Hi Spock55,
Thank you for reaching out on EnableMe. I am sorry to hear about your dad’s stroke and the challenges from it. It’s great to see that you are concerned for his well-being and livelihood and are keen to find out more. We see many stroke survivors experience low motivation which can affect the ability to keep active and vigilant in their life.
It would be good if your dad could see a GP. They can assess his mood and consider a management plan which may include medication or perhaps a Mental Health care plan to see a private psychologist if he is open to this. If mood is the issue, this management plan may help with the motivation and grief over what has happened and some strategies to help with what he is going through at the moment.
It’s great to hear that he has a NDIS plan. What kind of allied health care has he received through the scheme? If he is having trouble completing daily household tasks and upkeep of his hygiene, a Physio and Occupational Therapist may help identify if he has any physical or cognitive (thinking)/ issues in everyday tasks. Do you think his weak leg and lack of feeling in the arm is leading to some functional issues in hygiene upkeep for example? Sometimes thinking issues may also affect everyday tasks and present like low motivation. If the OT identifies some of these issues, they could indicate to the GP that your father may need a neuropsychology referral to get further assessments and strategies to address issues with thinking and behaviour. This assessment may also be a tool to help guide other care staff and allied health.
Here are some added resources that may help
EnableMe page on psychology and neuropsychology
EnableMe page on emotions
EnableMe page on thinking and perception
ABIOS- Acquired brain injury outreach service also has some behavioural resources. One that may be useful is ‘understanding adynamia and lack of motivation’
Synapse (Australia’s brain injury association) has a helpful resource on motivation and initiation with some great tips.
I hope this helps, please don’t hesitate to call us on StrokeLine 1800 787 653 (Mon-Fri 9am-5pm AEST)
Warm regards,
Kath (StrokeLine)
Hi Spock55,
I hope these comments from the Facebook community help too.

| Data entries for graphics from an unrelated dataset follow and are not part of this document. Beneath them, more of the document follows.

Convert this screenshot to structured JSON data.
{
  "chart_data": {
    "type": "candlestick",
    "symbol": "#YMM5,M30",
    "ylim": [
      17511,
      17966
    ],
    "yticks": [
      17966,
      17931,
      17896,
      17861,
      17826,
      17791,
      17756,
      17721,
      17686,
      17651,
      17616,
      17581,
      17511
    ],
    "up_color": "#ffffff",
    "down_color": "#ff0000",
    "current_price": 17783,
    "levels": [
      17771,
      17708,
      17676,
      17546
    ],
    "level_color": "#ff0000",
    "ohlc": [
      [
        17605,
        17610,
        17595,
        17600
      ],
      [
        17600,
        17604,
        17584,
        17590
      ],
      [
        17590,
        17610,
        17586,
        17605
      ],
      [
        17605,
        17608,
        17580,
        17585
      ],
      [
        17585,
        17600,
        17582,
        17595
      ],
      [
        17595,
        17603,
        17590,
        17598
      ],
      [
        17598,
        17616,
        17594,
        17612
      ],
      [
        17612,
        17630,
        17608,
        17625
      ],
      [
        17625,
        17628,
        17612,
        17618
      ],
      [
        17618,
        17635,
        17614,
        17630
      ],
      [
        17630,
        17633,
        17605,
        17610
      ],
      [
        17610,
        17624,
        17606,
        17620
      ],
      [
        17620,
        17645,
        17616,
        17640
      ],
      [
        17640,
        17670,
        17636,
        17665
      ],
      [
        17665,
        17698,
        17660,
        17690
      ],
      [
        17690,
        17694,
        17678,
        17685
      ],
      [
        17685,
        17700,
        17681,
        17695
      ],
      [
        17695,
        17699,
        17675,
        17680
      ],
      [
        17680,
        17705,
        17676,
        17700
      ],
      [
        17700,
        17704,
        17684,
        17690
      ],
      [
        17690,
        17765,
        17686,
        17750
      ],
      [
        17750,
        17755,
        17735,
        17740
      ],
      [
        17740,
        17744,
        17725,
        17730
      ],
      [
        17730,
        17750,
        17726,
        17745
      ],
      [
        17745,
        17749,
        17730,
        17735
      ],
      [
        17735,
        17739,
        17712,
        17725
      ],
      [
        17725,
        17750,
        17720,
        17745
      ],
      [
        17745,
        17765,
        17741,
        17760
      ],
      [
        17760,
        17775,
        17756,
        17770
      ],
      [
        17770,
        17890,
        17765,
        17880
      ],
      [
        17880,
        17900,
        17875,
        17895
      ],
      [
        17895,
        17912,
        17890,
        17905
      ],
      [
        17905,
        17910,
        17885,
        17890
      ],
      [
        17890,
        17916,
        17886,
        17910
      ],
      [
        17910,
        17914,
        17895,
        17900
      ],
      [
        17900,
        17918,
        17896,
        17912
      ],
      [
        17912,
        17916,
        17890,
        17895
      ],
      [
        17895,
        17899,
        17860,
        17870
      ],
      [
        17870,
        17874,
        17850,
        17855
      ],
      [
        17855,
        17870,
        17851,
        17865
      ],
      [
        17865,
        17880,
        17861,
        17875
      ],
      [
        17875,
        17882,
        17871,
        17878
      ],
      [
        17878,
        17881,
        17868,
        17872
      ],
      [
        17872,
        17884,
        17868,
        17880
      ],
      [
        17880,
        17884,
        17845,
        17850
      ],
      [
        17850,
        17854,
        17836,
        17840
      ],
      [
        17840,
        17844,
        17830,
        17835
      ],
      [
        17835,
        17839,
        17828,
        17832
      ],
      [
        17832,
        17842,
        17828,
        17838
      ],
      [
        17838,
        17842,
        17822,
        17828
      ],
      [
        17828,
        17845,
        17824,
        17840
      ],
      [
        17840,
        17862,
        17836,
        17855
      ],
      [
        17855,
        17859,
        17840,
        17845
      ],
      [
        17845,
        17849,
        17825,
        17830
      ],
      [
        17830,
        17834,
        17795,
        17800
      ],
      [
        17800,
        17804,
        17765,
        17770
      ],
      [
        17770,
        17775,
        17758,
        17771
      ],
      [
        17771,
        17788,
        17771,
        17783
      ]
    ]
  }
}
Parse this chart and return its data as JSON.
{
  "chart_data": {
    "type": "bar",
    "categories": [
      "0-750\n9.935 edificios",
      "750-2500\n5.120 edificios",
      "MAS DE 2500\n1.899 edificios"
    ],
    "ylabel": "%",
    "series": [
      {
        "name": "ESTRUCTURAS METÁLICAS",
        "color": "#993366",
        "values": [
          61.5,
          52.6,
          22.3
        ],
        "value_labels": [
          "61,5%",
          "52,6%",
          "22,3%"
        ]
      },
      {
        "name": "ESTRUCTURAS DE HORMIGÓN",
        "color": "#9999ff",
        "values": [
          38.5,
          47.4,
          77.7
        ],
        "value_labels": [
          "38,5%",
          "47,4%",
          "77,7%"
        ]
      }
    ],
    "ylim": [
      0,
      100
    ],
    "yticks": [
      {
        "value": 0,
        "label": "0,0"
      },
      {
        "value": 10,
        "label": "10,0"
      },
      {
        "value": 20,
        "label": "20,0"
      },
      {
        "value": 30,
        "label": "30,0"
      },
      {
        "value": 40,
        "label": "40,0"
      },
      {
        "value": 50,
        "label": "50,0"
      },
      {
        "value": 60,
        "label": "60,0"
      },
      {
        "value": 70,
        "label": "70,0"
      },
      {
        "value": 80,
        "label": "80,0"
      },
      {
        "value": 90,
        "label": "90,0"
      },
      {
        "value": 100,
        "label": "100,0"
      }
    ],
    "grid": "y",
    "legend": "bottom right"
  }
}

Katrina Harvey Never stop visiting and including your kids! Find tasks that you can do together. After our Dad had a stroke we continue to do crosswords with him. He can't see the words due to bad eyesight, but we give him the clues and spell out the letters and it keeps his brain active! Stay strong.
Garry Preston Oh. I am a stroke survivor that turns 65 in July. I had my stroke almost 10 years ago. I worked very hard to come back. At the time I felt like I was training for an Ironman event just to be able to do the things I took for granted. I think for me a most important thing was family support. The brain can take time to come back and we should never give up. Metal health can be an issue. Does he have an understanding Doctor. That help me a lot in the early years after my stroke.
Jenny Sellars Depends if he is enjoying the time at home as some people are. Have a talk with him about what he wants and go from there.
Steve Walsh Break big goals down into small, easier to achieve goals first. Be persistent and never give up on yourself!
Hello Spock,
My mother is now nearly 60, and had her stroke about 8 years ago. She has similarly faced periods of being very down, and not doing much. This is particularly difficult to watch for loved ones who have previously been so active and energetic.
My advice is patience, but persistence. Your father's energy levels are likely alot lower than they were before, so encouraging small activities, even if its just having a cup of tea in the sun, a walk around the garden, or reading a book with your kids. Gently explain that you are your kids would love for him to be more active in your lives, but be patient to meet him where he is at.
It sounds like mental health support could be useful. Our mother is getting a range of professional support for this now, but only after alot of encouragement.
Regarding hygiene and sell esteem - some gentle conversations could help, but be very patient. This has similarly been a difficult issue with our mother, and it seems that her own expectations around appearance and grooming have changed alot. Now, we are patient. If she gets up, and is happy to have a meal together, or a cup of tea together, that is enough.
Your Dad is exceptionally lucky to have you caring so much, and seeing the potential that he has. One thing we have learned is that it is impossible to get a stubborn person to do anything, and they have to make that decision themselves. Make things as easy as possible for him to start re-engaging. Good luck.